The foreign minister of Israel, Tzipi Livni, in front of the General Assembly, told the world that the struggle in the Middle East is "a struggle about values and not a struggle about land." If this is the case let the government of Livni announce their intensions to return the land occupied by Israel in 1967 to its original owners and to stop the confiscation of Palestinian lands for settlement building and to return the best farm land
swallowed by the apartheid wall which they built especially in order to deprive the Palestinians of their best farm land and turn it to settlers.


On October 9, the Israeli Army ordered the seizure of Palestinian land surrounding four West Bank villages apparently in order to hugely expand settlements around Jerusalem.

Hence the aims of the November meeting in Washington are clear and one can easily predict the results of that meeting long before it starts. It will speak about the necessity to normalize relations between Israel and the Arabs and to have a united front against terrorism and to face the Iranian danger of developing nuclear weapons without mentioning the Israeli nuclear weapons or the necessity for Israel to end its occupation of Arab land, or the rights of the Arabs to resist foreign occupation, or the difference between this kind of resistance and terrorism. No mention will be made of the incarceration and the daily humiliation and killing of the Palestinian
people at the hands of Israeli occupation forces and no mention will be made of the inhuman life imposed on the Palestinian people and the dangers looming over their health and life.

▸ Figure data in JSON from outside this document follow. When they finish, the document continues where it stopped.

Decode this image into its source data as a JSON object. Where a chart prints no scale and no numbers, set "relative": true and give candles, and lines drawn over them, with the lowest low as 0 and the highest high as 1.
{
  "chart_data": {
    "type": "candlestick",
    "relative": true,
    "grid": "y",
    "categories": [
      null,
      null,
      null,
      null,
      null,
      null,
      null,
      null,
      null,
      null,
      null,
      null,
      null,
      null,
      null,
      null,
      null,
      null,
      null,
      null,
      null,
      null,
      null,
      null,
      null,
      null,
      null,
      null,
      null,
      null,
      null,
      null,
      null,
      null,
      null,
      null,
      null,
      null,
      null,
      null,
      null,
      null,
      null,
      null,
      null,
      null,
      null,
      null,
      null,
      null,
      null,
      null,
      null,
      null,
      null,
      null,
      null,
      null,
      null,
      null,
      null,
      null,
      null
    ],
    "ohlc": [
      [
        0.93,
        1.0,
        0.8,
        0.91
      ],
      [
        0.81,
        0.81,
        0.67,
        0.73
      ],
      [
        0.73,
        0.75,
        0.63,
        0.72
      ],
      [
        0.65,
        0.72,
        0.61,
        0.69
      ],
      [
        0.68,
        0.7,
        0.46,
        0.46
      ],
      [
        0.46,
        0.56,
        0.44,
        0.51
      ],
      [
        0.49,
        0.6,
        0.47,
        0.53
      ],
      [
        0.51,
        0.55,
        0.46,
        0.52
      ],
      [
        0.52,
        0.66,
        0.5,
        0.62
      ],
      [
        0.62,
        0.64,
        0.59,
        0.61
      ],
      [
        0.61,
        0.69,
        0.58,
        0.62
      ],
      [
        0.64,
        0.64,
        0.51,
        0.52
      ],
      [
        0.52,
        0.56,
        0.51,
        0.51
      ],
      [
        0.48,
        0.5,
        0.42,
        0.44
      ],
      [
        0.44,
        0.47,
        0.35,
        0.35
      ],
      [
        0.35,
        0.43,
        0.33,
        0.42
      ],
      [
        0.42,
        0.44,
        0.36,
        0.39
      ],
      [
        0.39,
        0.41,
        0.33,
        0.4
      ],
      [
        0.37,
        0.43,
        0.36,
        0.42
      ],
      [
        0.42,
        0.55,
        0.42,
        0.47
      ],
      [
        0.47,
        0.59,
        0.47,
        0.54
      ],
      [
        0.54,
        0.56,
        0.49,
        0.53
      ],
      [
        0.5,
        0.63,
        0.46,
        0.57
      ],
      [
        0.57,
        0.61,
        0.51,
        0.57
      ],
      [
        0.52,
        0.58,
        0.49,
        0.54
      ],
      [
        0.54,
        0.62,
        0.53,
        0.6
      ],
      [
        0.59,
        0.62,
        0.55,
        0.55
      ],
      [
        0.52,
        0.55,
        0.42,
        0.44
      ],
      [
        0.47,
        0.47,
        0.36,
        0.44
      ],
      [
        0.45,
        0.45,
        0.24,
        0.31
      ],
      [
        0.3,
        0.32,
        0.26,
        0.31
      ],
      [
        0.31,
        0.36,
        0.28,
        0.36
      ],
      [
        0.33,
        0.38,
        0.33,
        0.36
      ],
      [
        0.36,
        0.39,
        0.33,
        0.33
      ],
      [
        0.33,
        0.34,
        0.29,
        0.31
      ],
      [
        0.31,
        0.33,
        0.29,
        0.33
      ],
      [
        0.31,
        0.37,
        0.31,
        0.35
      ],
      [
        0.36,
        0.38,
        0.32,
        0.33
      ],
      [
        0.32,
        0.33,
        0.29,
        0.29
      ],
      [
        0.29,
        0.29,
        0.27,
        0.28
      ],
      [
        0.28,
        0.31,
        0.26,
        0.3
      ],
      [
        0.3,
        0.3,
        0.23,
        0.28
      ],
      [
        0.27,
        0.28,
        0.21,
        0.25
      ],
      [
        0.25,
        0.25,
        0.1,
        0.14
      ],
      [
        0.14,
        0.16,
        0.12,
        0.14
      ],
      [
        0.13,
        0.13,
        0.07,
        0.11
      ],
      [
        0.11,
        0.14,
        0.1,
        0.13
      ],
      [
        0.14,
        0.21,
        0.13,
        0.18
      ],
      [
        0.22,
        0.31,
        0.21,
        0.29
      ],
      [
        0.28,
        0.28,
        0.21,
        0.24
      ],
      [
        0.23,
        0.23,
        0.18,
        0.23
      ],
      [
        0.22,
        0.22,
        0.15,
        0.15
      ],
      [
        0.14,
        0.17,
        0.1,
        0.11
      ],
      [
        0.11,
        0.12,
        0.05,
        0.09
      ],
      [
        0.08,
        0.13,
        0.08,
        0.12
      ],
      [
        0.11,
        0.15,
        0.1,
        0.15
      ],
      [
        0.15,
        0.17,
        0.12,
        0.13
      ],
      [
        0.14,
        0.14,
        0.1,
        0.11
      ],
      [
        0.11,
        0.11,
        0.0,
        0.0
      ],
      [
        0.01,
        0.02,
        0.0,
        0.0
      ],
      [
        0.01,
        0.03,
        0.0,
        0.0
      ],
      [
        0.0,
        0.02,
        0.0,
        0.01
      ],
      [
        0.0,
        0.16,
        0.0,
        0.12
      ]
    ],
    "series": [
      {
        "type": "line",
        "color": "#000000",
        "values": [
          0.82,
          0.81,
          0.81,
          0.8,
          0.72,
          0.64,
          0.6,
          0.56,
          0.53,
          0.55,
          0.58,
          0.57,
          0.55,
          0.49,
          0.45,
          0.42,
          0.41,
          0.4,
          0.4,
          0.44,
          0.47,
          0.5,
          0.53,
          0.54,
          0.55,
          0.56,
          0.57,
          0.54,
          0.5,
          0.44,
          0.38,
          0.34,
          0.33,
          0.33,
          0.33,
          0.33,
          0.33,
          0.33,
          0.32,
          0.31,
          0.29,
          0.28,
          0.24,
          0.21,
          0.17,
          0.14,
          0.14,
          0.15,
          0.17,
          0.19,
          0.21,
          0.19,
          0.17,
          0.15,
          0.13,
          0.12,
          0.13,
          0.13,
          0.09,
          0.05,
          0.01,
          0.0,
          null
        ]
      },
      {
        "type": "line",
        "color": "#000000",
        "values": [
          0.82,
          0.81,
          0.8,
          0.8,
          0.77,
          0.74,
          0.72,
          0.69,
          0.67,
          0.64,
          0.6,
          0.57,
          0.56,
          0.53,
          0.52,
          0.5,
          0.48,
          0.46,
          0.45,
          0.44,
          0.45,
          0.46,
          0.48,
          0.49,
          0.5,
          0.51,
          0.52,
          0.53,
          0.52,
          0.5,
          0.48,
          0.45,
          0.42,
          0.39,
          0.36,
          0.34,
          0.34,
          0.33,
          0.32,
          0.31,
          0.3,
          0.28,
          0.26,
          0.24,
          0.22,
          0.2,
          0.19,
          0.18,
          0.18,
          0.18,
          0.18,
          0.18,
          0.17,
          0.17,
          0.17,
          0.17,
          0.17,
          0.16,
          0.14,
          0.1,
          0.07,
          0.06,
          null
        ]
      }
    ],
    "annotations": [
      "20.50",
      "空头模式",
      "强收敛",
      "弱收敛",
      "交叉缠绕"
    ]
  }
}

Thus, the meeting will end and the Palestinian people, and the Arab people for that matter, will find no way except to continue their struggle for the liberation of their land and the return of their legitimate and inalienable rights.

From an Israeli perspective the most important results of the meeting would be to normalize relations with some more Arab countries and deceive the world by stressing that the struggle is not about land and water but about "values."

The core issue of the Arab-Israeli conflict is land and water. Israel occupies the best and most fertile Palestinian lands and kills, transfers and pushes the Palestinians into a corner. Israel did not a sign peace with Syria in 2000 because it refused to allow Syria to reach Lake Tiberius as it used to do.

The fall meeting in Washington will come and go and the distance between Gaza and New York will be further than ever. After watching the news of the conference the Palestinians and the Arabs will continue to look for the best ways to liberate their lands and restore their stolen rights in their land
and water: "They are trying to extinguish the light of God with their mouths, but God will complete this light no matter what the unbelievers do."

The November meeting will prolong the cycle of agony and pain for all of us in the Arab world and hence, it will not contribute either to ending or even to reducing the conflict. The exact opposite is expected to happen.